Land Prices Hit the Brakes
Land Prices Hit the Brakes
Slowdown of New-Home Sales Curbs Growth of Lot Prices
By Kris Hudson
Wall Street Journal
Updated Oct. 29, 2013 8:31 p.m. ET
The slowdown in sales of newly built homes since last summer has sapped momentum from the land market, as home builders are starting to balk at paying increasingly lofty prices for lots.
The trend stands to slow the rise of new-home prices, which have increased since 2011 and now are at 2008 levels, an average of more than $300,000 this year, according to the U.S. Census Bureau. Land typically accounts for up to 40% of the cost to build a home.
Since the housing market began recovering in 2011, investors have been bidding up the price of finished lots, which are home pads outfitted with infrastructure such as utilities and sewer pipes and thus ready for construction. But with new-home sales and prices cooling, some builders are renegotiating land buys to get lower prices or even walking away from deals.
Nationally, lot prices have gone from a gain of nearly 7% in the first quarter of 2013 compared with the previous quarter, to gains of about 6% in the second quarter and 4% in the third quarter, according to a survey of land buyers and sellers in 55 U.S. markets conducted by housing-research and advisory firm Zelman & Associates.
“Demand and prices had been increasing at unsustainable rates,” says Larry Seay, chief financial officer of Meritage Homes Corp., which sold 4,484 homes in the first nine months of 2013. “It is good for the industry to take a little breather, let the land market moderate and get to a more normal rate of growth and house-price appreciation.”
Lot prices have been volatile since the downturn hit. In early 2009, prices for finished lots were about 55% to 60% lower than their 2006 peak, according to Zelman & Associates estimates.
Lot prices began rebounding in late 2011 and posted their biggest gains since then in the first half of this year, fueled by robust demand for homes and a shortage of lots in most markets. In an extreme example, finished lots in the Sacramento suburb of Roseville, Calif., that sold for an average of $120,000 each in early 2012 had jumped to about $220,000 by this year’s first half, according to land brokerage Land Advisors Organization.
The land-price increases went hand-in-hand with the rising prices of new homes. The average price of a new home in the U.S. reached an all-time high of $337,000 in April, census data show. During the housing crisis, the average dipped as low as $245,000 in January 2009.
The home market took a downward turn last summer, as buyers were spooked by double-digit percentage increases in new-home prices and a 1 percentage-point increase in interest rates between May and September.
With demand for new homes weakening, builders began re-examining what they were willing to pay for land.
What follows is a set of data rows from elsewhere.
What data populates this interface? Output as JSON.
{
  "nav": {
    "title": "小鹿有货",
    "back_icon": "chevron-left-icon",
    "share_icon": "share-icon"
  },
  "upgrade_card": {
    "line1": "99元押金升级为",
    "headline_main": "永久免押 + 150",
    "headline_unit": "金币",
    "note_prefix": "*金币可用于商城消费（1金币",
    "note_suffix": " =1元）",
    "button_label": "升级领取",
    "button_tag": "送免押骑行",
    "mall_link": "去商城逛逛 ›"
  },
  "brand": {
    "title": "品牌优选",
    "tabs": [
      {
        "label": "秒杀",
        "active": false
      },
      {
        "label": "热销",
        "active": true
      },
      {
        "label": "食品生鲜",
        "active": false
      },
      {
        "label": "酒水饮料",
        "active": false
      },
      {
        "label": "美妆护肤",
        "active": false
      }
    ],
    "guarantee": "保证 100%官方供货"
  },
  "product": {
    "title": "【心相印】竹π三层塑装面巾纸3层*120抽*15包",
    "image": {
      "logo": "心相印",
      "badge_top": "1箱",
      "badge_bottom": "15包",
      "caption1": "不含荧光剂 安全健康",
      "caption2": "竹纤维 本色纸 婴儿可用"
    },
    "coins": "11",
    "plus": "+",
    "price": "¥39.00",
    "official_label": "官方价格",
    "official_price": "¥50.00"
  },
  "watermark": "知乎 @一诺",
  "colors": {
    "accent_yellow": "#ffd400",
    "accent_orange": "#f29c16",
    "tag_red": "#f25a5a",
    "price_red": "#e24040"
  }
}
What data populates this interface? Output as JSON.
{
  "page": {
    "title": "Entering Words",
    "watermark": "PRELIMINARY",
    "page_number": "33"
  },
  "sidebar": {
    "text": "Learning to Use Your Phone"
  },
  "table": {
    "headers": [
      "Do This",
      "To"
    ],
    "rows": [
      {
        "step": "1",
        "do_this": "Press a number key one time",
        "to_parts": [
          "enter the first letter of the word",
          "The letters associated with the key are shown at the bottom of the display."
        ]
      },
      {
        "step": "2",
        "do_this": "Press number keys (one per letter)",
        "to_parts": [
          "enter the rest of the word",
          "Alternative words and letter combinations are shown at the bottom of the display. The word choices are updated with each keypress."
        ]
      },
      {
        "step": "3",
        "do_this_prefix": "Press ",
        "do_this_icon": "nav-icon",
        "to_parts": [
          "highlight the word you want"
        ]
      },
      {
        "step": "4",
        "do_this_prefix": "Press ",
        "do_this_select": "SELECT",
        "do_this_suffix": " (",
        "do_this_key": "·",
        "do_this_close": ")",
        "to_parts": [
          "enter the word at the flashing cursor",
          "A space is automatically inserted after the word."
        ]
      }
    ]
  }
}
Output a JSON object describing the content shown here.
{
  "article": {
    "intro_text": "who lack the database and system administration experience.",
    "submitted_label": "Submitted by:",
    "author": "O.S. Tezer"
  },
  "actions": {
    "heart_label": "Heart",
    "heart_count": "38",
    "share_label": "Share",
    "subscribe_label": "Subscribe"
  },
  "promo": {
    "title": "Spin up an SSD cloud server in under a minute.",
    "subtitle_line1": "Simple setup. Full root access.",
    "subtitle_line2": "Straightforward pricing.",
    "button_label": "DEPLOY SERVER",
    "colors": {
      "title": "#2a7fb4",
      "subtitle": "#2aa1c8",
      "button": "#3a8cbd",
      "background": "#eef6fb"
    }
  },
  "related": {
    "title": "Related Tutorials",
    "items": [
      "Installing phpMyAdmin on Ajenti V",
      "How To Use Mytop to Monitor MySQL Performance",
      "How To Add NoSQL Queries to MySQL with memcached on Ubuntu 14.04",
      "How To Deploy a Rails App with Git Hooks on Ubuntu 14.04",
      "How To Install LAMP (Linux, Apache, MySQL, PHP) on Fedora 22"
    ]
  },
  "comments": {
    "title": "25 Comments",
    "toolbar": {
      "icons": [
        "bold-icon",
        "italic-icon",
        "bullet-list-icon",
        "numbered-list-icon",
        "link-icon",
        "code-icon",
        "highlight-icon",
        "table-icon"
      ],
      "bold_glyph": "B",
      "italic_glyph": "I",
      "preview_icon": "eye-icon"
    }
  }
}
Some buyers now are asking sellers for lower prices on land they already have committed to buy, a practice known as “retrading.” Others are canceling deals before they are required to make nonrefundable deposits but after they have spent thousands of dollars assessing the land’s potential.
As a result, land prices have lost some of their upward momentum, and in a few markets they are declining. In Roseville, lot prices have retreated by 20% to 25% since peaking early this year, according to Land Advisors.
“There are fewer bidders for the highest-priced land despite the quality of the location,” says Reed Porter, president of builder Ryland Group Inc.’s Arizona division. “There has been some retrading.”
Neil Morris is among the sellers who were left at the altar. National builder Lennar Corp. had been under contract for a year to buy from an investment group he represents a 50-acre parcel near Durham, N.C., where it planned to construct 250 town homes. The price: $17,000 per lot, totaling $4.25 million.
This month, Lennar walked away, telling Mr. Morris it had decided the development costs were too high to be covered by what Lennar figured it could charge for the town homes, he recalled. A Lennar representative declined to comment. “It’s a little frustrating,” Mr. Morris says.
Meritage, based in Scottsdale, Ariz., canceled two land purchases in the Phoenix area in August and September after it spent more than $10,000 to study building on each. The conclusion: The parcels’ prices were too high absent larger gains in home prices. “We just didn’t see the home-price appreciation in those markets,” says Michael IlesCremieux, a regional vice president of land for Meritage.